The election observers' team volunteered to put themselves in a dangerous position, simply by visiting the polling centres and speaking the truth about what they saw. Associate professor Tanzimuddin spoke about his personal motivation behind this. “It is not only my right to carry out this duty, it is also my responsibility. My identity as a teacher will always come before my political identity. I had a duty to my students, and I fulfilled it.”

The teachers think that the provost committee's statement is simply another example of the partisan politics practiced by DU teachers. Multiple teachers have expressed their dissatisfaction about the lack of unity in their community, which is caused solely by the partisan attitude of politically affiliated teachers. “There has always been a certain level of politicisation among teachers, and perhaps it is getting worse every day,” said assistant professor Rushad Faridi, “But I had a duty as a teacher. Students and teachers were very interested to see how the Ducsu election would play out, and many feared that there would be irregularities in polling. That is why we were motivated to observe it.”

“Students of Dhaka University deserve teachers who are dedicated to their profession, but instead the majority of faculty members are invested in internal, or even party politics. Somewhere along the way, most have forgotten their role as educators.
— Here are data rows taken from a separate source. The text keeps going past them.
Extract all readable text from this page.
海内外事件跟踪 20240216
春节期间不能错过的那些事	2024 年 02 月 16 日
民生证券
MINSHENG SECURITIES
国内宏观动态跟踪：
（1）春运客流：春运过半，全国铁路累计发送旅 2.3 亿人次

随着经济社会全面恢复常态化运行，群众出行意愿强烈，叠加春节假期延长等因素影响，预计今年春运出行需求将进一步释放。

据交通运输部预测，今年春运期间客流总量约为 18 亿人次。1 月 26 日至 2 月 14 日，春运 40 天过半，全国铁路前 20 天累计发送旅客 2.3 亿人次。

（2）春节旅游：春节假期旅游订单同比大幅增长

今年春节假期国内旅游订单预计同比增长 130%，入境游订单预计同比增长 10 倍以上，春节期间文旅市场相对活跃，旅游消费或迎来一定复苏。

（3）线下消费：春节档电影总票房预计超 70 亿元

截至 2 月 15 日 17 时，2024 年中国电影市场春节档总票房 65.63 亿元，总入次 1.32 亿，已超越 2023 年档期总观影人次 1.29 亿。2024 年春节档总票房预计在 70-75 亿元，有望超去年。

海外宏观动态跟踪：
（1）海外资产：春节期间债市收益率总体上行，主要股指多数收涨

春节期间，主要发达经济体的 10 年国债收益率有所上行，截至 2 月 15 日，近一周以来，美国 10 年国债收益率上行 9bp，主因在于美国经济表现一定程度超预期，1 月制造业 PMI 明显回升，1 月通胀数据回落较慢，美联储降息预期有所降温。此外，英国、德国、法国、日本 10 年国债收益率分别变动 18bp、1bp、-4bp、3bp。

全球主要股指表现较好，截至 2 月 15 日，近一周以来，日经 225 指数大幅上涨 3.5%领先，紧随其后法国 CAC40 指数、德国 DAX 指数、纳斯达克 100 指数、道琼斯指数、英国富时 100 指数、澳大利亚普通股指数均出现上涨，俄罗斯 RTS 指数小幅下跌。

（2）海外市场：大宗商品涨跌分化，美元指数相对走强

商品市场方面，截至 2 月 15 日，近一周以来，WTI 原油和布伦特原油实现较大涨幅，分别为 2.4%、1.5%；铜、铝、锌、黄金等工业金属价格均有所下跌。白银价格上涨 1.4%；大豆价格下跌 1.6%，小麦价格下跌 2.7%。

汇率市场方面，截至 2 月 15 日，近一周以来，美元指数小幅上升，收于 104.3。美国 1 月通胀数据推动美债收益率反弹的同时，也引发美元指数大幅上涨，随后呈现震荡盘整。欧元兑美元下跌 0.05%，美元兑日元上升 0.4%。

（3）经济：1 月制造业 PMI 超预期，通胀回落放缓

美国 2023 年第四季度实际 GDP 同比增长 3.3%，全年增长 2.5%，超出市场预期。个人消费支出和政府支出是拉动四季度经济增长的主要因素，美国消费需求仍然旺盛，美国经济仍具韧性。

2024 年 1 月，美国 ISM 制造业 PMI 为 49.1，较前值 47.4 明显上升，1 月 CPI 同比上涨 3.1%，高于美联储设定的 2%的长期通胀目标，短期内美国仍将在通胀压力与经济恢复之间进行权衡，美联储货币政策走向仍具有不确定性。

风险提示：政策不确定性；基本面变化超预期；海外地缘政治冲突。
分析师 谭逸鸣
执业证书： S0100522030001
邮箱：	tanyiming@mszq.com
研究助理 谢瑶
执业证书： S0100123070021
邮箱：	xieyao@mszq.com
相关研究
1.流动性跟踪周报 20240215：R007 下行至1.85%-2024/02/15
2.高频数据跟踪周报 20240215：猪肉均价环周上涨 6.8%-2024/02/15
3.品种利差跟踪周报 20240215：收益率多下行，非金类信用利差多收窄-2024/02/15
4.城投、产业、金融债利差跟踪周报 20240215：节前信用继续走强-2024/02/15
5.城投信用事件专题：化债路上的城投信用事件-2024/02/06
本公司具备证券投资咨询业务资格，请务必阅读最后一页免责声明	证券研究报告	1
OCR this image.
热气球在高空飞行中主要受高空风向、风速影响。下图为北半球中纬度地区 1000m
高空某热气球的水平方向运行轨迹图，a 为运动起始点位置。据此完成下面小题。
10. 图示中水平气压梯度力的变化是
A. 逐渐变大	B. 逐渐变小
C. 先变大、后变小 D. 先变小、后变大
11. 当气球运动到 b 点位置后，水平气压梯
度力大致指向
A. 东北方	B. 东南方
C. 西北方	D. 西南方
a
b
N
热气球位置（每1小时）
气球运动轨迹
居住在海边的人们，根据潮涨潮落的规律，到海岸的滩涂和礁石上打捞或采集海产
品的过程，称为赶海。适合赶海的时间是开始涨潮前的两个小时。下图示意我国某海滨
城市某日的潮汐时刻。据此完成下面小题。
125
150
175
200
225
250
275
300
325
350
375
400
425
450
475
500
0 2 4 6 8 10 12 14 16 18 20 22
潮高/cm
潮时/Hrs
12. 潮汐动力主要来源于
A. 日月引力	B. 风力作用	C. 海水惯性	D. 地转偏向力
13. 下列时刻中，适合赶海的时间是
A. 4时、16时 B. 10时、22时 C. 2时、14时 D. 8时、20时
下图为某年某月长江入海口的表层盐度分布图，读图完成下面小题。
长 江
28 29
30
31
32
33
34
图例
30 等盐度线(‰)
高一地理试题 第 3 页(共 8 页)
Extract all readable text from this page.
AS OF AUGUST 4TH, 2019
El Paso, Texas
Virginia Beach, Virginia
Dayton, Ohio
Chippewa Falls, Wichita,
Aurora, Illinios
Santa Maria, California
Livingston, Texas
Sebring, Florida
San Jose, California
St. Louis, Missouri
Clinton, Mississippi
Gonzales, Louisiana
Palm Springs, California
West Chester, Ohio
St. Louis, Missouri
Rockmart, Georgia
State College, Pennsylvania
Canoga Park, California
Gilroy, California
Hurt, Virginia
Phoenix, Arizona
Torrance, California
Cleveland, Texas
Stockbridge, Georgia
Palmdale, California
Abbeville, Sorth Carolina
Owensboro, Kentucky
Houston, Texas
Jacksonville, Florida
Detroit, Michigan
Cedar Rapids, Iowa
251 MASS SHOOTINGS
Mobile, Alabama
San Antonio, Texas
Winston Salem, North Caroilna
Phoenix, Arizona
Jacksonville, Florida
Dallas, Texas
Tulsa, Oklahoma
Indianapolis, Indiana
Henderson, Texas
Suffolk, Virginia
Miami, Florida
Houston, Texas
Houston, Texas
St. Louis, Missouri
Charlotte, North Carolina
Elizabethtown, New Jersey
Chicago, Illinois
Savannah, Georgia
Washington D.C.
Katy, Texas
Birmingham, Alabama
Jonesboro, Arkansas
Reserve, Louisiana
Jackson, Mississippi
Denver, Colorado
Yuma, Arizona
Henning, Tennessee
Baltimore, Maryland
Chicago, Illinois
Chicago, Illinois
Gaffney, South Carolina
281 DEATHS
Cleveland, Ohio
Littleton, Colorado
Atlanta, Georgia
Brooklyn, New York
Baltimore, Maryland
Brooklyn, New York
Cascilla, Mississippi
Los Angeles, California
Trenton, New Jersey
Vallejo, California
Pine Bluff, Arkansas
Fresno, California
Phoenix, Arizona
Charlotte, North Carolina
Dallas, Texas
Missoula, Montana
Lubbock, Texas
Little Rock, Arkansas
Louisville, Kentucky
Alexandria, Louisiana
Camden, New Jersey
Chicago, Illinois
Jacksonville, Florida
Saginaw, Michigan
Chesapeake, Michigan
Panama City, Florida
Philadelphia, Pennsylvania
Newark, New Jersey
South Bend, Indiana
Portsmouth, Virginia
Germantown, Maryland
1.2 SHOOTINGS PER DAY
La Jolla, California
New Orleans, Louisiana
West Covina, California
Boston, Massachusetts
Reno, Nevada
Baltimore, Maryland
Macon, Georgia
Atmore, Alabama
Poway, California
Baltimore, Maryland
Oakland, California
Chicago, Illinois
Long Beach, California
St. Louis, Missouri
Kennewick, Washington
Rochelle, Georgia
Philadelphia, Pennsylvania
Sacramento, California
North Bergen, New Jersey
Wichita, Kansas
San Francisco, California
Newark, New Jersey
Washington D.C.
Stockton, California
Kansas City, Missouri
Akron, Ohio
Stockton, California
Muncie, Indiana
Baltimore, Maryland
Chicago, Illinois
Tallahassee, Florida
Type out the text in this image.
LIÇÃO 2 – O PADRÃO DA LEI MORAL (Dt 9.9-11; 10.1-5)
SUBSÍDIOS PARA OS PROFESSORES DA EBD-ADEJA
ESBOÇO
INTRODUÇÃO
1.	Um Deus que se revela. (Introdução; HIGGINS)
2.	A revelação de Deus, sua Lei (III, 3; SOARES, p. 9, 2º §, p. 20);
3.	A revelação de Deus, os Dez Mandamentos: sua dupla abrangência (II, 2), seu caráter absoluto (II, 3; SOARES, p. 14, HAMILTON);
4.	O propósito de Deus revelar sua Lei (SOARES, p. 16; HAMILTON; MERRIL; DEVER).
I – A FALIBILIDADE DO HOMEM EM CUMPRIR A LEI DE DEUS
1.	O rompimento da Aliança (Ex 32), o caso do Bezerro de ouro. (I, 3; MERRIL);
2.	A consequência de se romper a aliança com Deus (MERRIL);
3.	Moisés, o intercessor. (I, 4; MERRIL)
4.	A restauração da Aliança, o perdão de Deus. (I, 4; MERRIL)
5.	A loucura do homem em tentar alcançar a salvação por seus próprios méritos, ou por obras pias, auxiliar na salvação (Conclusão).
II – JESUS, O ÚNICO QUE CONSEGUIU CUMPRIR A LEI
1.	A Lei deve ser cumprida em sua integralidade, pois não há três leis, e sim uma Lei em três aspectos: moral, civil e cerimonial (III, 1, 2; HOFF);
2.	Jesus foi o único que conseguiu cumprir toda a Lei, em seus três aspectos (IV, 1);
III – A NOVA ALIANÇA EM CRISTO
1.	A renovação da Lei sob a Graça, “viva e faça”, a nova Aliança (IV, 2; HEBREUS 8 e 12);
They no longer want to work for students' welfare, or the greater welfare of the university, rather they are focused on personal gains,” adds a teacher anonymously.

The VC formed a probe body, headed by supernumerary professor Sajeda Banu to investigate the alleged irregularities. It is yet to be seen whether this committee can produce legitimate results. The team of observers has not yet received official word from the VC about any action against them. Should the VC choose to punish a group of teachers who were loyal to their original cause of students' welfare, it will be a collective failure for the entire nation's academia.